World War II submarines could only run submerged on electric motors. They routinely surfaced at night to run on Diesel engines and re-charge their batteries. In operations in the northern latitudes off Norway during the summer this posed particular problems – as the in the ‘land of the midnight sun’ the sun never set. The commander of HMS Shark Lieutenant-Commander Buckley was well aware of the hazard involved when he surfaced in the evening of 5th July – but the batteries had to be re-charged so that they could maintain their patrol the following day. The risk of being spotted by German aircraft was considerable – and at 2215 this was exactly what happened. HMS Shark made a crash dive that left two members of the deck crew swimming in the water.
Despite managing to submerge the submarine was badly damaged by bombs that hit while she was at a shallow depth. At 2245 the damage sustained forced them to the surface, which they just managed to achieve with the little compressed air they had left. Miraculously they soon came across and were able to rescue the two crew members who had been left swimming in the sea. It was now apparent that the submarine was badly damaged, could not dive and had severely impaired steering. She was a sitting duck when German aircraft spotted her again at about midnight. HMS Shark put up a fierce fight with her deck gun and many of the crew were injured in the series of attacks that followed, including Lieutenant-Commander Buckley, who sustained wounds to the head and legs. Nevertheless they probably accounted for two German aircraft shot down or badly damaged.
The end was never really in doubt:
Some time about 0300, four Messerschmidt 109s appeared from the direction of Stavanger and from now on continued to rake the bridge and guns crew with machine gun and cannon fire. Their fire was devastating and it obvious that the end was now in sight although everyone stuck to their posts in the most magnificent manner until wounded, or in one case, killed outright.
One of the seaplanes now signalled us by light to “stop or steer to.. Stavanger”. No notice was taken of this signal but about a quarter of an hour later, after continuous attacks from the 109′s, our ammunition being expended and having many wounded or dead (l could not tell which), I reluctantly decided to capitulate.
Some time after, the “fighter” attacks had commenced, I called the First Lieutenant on to the bridge as I was feeling particularly shaky and-, from this time on, I have only a vague recollection as to what actually happened.

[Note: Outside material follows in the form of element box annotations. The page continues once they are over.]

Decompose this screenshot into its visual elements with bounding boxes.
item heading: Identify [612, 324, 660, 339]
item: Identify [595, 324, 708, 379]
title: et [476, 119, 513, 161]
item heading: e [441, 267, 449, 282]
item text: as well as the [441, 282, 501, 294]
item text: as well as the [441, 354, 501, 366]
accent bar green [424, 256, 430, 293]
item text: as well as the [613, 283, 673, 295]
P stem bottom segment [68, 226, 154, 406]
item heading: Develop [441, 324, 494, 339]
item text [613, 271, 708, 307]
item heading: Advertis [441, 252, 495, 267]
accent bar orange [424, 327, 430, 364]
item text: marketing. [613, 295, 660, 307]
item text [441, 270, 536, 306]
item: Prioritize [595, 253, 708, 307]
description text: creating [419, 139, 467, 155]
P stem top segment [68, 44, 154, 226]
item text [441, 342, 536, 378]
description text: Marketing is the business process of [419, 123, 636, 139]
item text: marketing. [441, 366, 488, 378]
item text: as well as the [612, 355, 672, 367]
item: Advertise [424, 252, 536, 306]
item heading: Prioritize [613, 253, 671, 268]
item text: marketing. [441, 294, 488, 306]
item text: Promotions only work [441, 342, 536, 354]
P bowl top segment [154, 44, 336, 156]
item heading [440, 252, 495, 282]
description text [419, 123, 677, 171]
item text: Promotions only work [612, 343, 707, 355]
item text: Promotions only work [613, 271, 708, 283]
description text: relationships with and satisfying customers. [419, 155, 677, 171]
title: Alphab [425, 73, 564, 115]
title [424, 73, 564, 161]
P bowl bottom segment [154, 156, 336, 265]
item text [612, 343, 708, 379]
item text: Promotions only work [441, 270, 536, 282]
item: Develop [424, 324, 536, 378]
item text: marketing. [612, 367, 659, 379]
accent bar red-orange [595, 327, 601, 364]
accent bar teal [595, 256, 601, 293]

Lieutenant-Commander Buckley was only able to complete his report on the action when he was released from prisoner of war camp in 1945. It is an extraordinarily detailed account of all the damage sustained, the fight back by the crew, as well as the measures taken to ensure that the submarine was not captured. HMS Shark did sink shortly after German trawlers arrived and got her under tow. In compiling his report Lieutenant-Commander Buckley would have been very conscious of the very similar circumstances of the surrender of HMS Seal. Lieutenant-Commander Lonsdale of HMS Seal was also released from POW camp in 1945 but he now faced a Court Martial. In the case of HMS Seal, despite his efforts, the submarine had been captured by the Germans.